Intravenous Sedation with Low-Dose Dexmedetomidine: Its Potential for Use in Dentistry

Sachie Ogawa *,, Hiroaki Seino *, Hiroshi Ito *, Shinya Yamazaki *, Steven Ganzberg , Hiroyoshi Kawaai *
PMCID: PMC2533640  PMID: 18788843

Abstract

This study investigated the physiologic and sedative parameters associated with a low-dose infusion of dexmedetomidine (Dex). Thirteen healthy volunteers were sedated with Dex at a loading dose of 6 mcg/kg/h for 5 minutes and a continuous infusion dose of 0.2 mcg/kg/h for 25 minutes. The recovery process was observed for 60 minutes post infusion. The tidal volume decreased significantly despite nonsignificant changes in respiratory rate, minute ventilation, oxygen saturation, and end-tidal carbon dioxide. The mean arterial pressure and heart rate also decreased significantly but within clinically acceptable levels. Amnesia to pin prick was present in 69% of subjects. A Trieger dot test plot error ratio did not show a significant change at 30 minutes post infusion despite a continued significant decrease in bispectral index. We conclude that sedation with a low dose of Dex appears to be safe and potentially efficacious for young healthy patients undergoing dental procedures.

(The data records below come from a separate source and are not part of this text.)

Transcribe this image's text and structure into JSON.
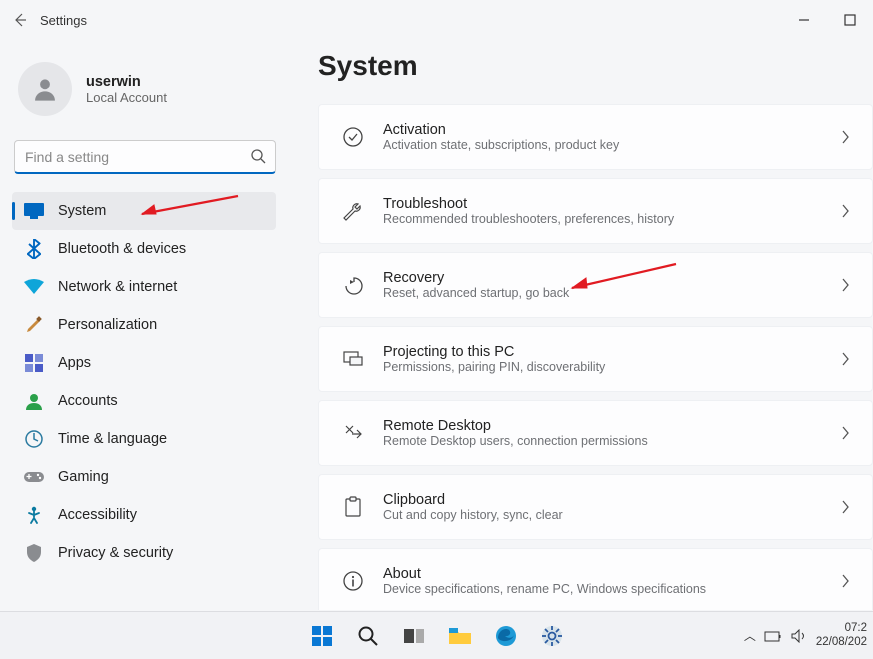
{
  "titlebar": {
    "title": "Settings"
  },
  "account": {
    "name": "userwin",
    "sub": "Local Account"
  },
  "search": {
    "placeholder": "Find a setting"
  },
  "sidebar": {
    "items": [
      {
        "label": "System"
      },
      {
        "label": "Bluetooth & devices"
      },
      {
        "label": "Network & internet"
      },
      {
        "label": "Personalization"
      },
      {
        "label": "Apps"
      },
      {
        "label": "Accounts"
      },
      {
        "label": "Time & language"
      },
      {
        "label": "Gaming"
      },
      {
        "label": "Accessibility"
      },
      {
        "label": "Privacy & security"
      }
    ]
  },
  "content": {
    "heading": "System",
    "cards": [
      {
        "title": "Activation",
        "sub": "Activation state, subscriptions, product key"
      },
      {
        "title": "Troubleshoot",
        "sub": "Recommended troubleshooters, preferences, history"
      },
      {
        "title": "Recovery",
        "sub": "Reset, advanced startup, go back"
      },
      {
        "title": "Projecting to this PC",
        "sub": "Permissions, pairing PIN, discoverability"
      },
      {
        "title": "Remote Desktop",
        "sub": "Remote Desktop users, connection permissions"
      },
      {
        "title": "Clipboard",
        "sub": "Cut and copy history, sync, clear"
      },
      {
        "title": "About",
        "sub": "Device specifications, rename PC, Windows specifications"
      }
    ]
  },
  "taskbar": {
    "time": "07:2",
    "date": "22/08/202"
  }
}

Keywords: Dexmedetomidine, Sedation, α2-Agonist, Amnesia, Dental procedure

Dexmedetomidine (Dex) is a sedative and analgesic agent that acts through an α2-agonist effect.1 In Japan and the United States, it is licensed as a sedative agent for intensive care unit (ICU) sedation after surgery. The effects of α2-agonists have been associated with reduced anesthetic requirements and attenuated blood pressure and heart rate in response to stressful events.25 The α2-receptors within the spinal cord modulate pain pathways, thereby providing some degree of analgesia.68 In addition, Dex induces a sedative response that exhibits properties similar to natural sleep, unlike other anesthetics. Patients who are given Dex experience a clinically effective sedation yet are still easily and uniquely arousable—an effect that has not been observed with any other clinically available sedative.9,10 Sedation with Dex may be optimal for dental procedures because it possesses many of the properties of an ideal sedative agent, such as minimal influence on respiration and circulation, easy and rapid control of sedative and conscious levels, amnesia, and rapid recovery after sedation.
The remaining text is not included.